Saute celery, carrot, and onions in some vegetable oil in a large stockpot. Add chicken. Cover chicken with water and bring to a boil. Reduce heat and simmer for 1 - 2 hours or until the chicken is falling off the bone.
Remove chicken from stock and let cool. Skim fat. Once the chicken has cooled remove it from bones and tear or chop into bite-size pieces.
Peel potatoes and chop into 1-inch cubes.
To make the noodles mix together flour, salt, pepper, and baking soda.
Pour the flour mixture onto your counter. Make a well in the middle and add the eggs and butter into the well. Fold the mixture together and add enough warm water until you can make a non-sticky dough ball.

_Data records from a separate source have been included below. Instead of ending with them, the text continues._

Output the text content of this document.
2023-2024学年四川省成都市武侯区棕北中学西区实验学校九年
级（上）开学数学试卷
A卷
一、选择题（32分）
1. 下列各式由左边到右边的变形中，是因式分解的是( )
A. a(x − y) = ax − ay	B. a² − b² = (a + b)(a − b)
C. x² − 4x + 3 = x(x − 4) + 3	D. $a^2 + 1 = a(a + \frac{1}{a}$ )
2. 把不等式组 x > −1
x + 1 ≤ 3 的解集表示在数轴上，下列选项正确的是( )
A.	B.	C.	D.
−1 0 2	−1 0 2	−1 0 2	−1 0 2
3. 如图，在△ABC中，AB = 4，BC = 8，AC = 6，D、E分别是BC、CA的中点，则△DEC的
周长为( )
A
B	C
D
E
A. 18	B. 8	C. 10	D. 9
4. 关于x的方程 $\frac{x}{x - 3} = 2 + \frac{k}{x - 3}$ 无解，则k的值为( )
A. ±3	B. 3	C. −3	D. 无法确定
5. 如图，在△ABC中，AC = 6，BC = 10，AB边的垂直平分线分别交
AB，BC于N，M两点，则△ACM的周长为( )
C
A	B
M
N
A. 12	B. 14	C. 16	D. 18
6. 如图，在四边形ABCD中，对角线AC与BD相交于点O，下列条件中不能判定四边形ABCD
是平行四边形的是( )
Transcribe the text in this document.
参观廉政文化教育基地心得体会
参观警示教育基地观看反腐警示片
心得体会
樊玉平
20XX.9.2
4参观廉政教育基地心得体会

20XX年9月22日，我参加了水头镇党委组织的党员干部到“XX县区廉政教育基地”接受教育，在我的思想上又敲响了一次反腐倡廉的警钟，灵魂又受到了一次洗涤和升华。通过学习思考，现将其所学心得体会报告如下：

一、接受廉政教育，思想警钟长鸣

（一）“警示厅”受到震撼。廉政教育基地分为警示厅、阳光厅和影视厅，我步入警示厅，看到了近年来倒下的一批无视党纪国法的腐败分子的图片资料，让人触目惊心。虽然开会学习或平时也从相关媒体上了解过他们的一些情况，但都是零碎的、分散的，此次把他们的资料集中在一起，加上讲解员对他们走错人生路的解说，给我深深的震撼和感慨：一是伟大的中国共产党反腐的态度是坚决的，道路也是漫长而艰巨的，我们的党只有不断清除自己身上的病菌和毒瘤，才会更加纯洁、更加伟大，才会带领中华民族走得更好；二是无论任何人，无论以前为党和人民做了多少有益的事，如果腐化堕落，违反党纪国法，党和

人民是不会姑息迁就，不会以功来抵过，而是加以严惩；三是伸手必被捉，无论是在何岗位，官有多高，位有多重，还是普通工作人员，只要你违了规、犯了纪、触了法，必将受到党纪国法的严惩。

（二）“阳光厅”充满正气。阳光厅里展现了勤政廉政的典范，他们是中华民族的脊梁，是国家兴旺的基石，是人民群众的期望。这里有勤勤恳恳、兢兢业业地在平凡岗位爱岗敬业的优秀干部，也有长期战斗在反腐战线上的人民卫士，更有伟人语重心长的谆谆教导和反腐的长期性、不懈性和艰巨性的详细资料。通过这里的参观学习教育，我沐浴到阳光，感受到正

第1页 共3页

Cut the dough in half and roll it out until it is the size of a cookie sheet. Cut into 1-inch squares with a pizza cutter or knife.
Bring stock back to a boil. Add potatoes. Add dough noodles one at a time by placing them where the bubbles are coming up. Stir in.
Cook for 1/2 hour and then add in the chicken and green beans. Simmer for about 10 minutes and serve.
Nutritional information is provided as a courtesy and is an estimate only. This information comes from online calculators. Although attempts have been made to provide accurate nutritional information, these figures are only estimates.